林芳正SC財務大臣に聞く 本格的な保守政権つくり危機克服

 政府は7月15日、総額約2兆円規模の平成23年度第2次補正予算案を国会に提出した。同予算案は、実質的政策経費が7000億円ほどしかなく、東日本大震災の本格的な復興のための予算とは、程遠い内容だ。わが党ならどう補正予算を組むのか。林芳正シャドウ・キャビネット(SC)財務大臣に聞いた。

中途半端な政府の2次補正

林芳正シャドウ・キャビネット(SC)財務大臣
――――政府の第2次補正予算をどう評価しているか。

 わが党は、復興のための本格的な補正を編成することを求めてきましたが、政府が提出した補正予算は総額約2兆円で、中途半端なものです。まさに「too little, too late」(少なすぎ、遅すぎ)です。

 その背景には、中途半端な予算でも、早く通せば、菅総理が退陣するのではないかという政府与党内の「政治的打算」があり、政府与党の内部事情で、被災者が犠牲になっていると言わざるを得ません。

――――わが党は、総額約17兆円規模の補正予算を求めているが、政府案との違いは。

 まず、わが党案では、被災地の復旧として、防潮堤などのインフラ、医療、学校、地盤沈下した地域、JRの早期復旧のために総額2兆6300億円を盛り込みました。

 生活再建の面では、早く仕事に復帰していただくため、中小企業の再建に1兆1000億円を計上しました。このほか、地方自治体の支援に2兆3000億円、原発事故対応には1兆6430億円を積み上げました。

 一方、政府案の総額約2兆円のうち、5000億円は地方交付税交付金、8000億円は予備費となっています。つまり、残り7000億円だけで、原発の賠償や二重ローン問題対策などに取り組む内容で、わが党案とは、大きく規模が違います。

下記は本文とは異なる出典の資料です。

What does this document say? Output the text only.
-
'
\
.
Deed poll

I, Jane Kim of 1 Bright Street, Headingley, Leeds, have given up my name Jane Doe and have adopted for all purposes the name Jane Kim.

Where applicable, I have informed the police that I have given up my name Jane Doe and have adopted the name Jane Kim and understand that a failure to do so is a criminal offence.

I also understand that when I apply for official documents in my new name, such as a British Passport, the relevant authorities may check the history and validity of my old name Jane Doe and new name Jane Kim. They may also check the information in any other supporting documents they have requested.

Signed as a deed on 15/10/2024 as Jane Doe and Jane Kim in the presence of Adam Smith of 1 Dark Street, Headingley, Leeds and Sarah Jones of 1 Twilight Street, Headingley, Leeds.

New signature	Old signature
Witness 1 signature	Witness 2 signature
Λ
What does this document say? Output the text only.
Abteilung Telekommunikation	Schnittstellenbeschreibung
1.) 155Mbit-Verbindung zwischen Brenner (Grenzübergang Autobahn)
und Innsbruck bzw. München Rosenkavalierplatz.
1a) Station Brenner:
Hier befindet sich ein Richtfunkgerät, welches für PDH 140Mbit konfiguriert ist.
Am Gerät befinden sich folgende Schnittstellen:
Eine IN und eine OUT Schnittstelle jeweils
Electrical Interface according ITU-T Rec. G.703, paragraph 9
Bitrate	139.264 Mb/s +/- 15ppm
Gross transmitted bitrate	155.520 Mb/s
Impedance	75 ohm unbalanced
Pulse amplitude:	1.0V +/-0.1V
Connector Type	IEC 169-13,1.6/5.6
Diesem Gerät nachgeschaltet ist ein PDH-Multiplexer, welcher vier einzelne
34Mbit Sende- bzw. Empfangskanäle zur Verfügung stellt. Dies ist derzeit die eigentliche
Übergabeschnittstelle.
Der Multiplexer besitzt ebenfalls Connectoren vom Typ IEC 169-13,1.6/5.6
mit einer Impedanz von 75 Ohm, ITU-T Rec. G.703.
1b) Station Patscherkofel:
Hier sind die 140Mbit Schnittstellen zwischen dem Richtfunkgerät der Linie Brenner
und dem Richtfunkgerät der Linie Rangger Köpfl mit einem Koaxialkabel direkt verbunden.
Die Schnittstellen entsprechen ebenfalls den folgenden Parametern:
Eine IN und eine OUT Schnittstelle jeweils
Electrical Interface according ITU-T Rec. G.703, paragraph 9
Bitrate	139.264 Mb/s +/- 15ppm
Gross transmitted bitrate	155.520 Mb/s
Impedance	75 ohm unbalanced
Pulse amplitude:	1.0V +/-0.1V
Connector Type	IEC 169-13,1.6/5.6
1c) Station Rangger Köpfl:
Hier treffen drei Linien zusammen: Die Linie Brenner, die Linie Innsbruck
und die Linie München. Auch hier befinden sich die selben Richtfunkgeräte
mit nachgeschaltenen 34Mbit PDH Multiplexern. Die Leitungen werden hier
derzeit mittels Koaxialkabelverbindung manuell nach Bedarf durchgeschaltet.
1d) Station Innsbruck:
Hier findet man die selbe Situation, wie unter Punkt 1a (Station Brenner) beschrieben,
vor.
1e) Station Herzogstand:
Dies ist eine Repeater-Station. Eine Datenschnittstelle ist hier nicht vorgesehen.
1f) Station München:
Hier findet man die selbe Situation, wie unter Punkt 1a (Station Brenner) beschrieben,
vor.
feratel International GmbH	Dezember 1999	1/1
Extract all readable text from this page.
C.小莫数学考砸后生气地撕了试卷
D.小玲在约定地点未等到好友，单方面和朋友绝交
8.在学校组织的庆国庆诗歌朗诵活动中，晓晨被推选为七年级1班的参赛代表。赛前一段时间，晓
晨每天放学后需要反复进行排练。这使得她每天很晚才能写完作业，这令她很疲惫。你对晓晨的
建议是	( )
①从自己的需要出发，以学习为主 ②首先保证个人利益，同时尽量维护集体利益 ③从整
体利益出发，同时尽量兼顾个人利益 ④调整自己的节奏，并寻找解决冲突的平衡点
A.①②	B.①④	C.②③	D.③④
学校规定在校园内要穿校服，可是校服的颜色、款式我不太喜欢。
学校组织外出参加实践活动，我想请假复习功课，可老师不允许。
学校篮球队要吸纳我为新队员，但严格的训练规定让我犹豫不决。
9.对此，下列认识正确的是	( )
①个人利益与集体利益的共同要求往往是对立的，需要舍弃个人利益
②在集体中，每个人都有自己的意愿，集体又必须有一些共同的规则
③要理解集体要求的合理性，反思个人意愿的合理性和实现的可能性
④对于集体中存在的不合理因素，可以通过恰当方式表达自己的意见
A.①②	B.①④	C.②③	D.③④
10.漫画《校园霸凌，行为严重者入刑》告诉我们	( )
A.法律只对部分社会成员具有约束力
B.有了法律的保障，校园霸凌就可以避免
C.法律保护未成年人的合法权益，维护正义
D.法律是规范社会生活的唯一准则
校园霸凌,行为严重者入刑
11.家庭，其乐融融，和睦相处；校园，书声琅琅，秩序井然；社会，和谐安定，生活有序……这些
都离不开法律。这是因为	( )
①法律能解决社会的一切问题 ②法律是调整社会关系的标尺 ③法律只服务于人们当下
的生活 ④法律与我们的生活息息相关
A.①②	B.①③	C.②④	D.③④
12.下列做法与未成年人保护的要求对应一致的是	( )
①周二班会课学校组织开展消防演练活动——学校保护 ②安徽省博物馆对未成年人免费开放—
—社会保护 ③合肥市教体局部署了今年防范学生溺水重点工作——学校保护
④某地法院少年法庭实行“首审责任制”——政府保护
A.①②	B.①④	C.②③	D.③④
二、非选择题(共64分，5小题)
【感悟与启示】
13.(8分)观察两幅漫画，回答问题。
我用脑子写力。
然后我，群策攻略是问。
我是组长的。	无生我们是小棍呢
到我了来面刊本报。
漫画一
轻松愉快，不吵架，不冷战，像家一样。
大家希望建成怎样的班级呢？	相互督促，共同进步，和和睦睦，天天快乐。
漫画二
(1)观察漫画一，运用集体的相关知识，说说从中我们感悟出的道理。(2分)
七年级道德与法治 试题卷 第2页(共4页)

 なかでも、顕著なのは被災地の水産業の再建です。わが党案では、7800億円を計上していますが、政府案では、冷蔵施設の復旧のためにわずか193億円。しかも、その対象は、漁協などの冷蔵施設に限定し、雇用の回復に欠かせない民間の冷蔵施設は含まれていません。仮に、政府が9月に3次補正を提出しても執行は10月頃になるわけで、とても今の被災地の切羽詰った状況に間に合わない、遅すぎます。現場の声を聞けば、当然、早く、大規模な補正予算が必要となるはずですが、あまりにも少なすぎです。

――――菅政権の財政運営をどう見るか。

 そもそも、菅直人総理とは、経済の見方がわが党とは根本的に違う。菅総理の頭の中には、「政府」「企業」「家計」という経済主体のうち、「企業」がありません。だから、「子ども手当」をばらまいて、家計にお金が行き渡れば、それを使って景気が良くなるとう考えになるのです。基本的には社会主義ですね。

 私が政権交代当初、代表質問で指摘した「短期、民主党不況。中期、財政破綻。長期、英国病」との悪い予感が的中しつつあります。

 財政破綻で言えば、政府は、形の上では、2015年度までに基礎的財政収支(プライマリーバランス)の赤字対GDP(国内総生産)比半減、2020年度までに黒字化との目標を受け継いでいます。しかし、そのための手段として、3年間、今の歳出71兆円を増やさないとしか言っていません。社会保障費の毎年の自然増1兆円、基礎年金の国庫負担の2分の1に対する財源をどう賄うかという答えがないのです。それに加え、マニフェストで掲げた16.8兆円の無駄を削れず、「子ども手当」などの「バラマキ4K」も撤回できません。

 こうしたなか、来年度を含む3年間、2014年度まで71兆円の歳出維持を続ければ、目標の2015年度まで1年しかない。従って、プライマリーバランスの対GDP比半減の目標を達成できないのは明白となっています。

――――今後、わが国が取るべき財政運営の方向性は。

 わが党は財政健全化責任法案を国会に提出しています。新しい施策には、それに見合う財源を確保する「ペイ・アズ・ユー・ゴー」の原則をこの法案に明記しました。まず、同法案に基づき財政運営を行うというのが基本です。

 私が政権交代当初、代表質問で指摘した「短期、民主党不況。中期、財政破綻。長期、英国病」との悪い予感が的中しつつあります。

 それから、昨年の参院選で、わが党は消費税を10%に引き上げることを打ち出し、その全額を年金、医療、介護、少子高齢化に充てることを明らかにしました。

 国の予算92兆円のうち30兆円近くが社会保障費ですので、その財源が確保できれば、予算全体の健全化に向けた一歩が踏み出せると考えています。

――――この国難に対処するには。

 今回の未曾有の震災を克服するには、政治が、国民が一丸となるためのビジョンを示し、「2軍」ではなく、「1軍」で戦うことが必要です。わが党は「2軍」ではない、本格的な保守政権を作るために、一日も早く政権交代を果たさなければなりません。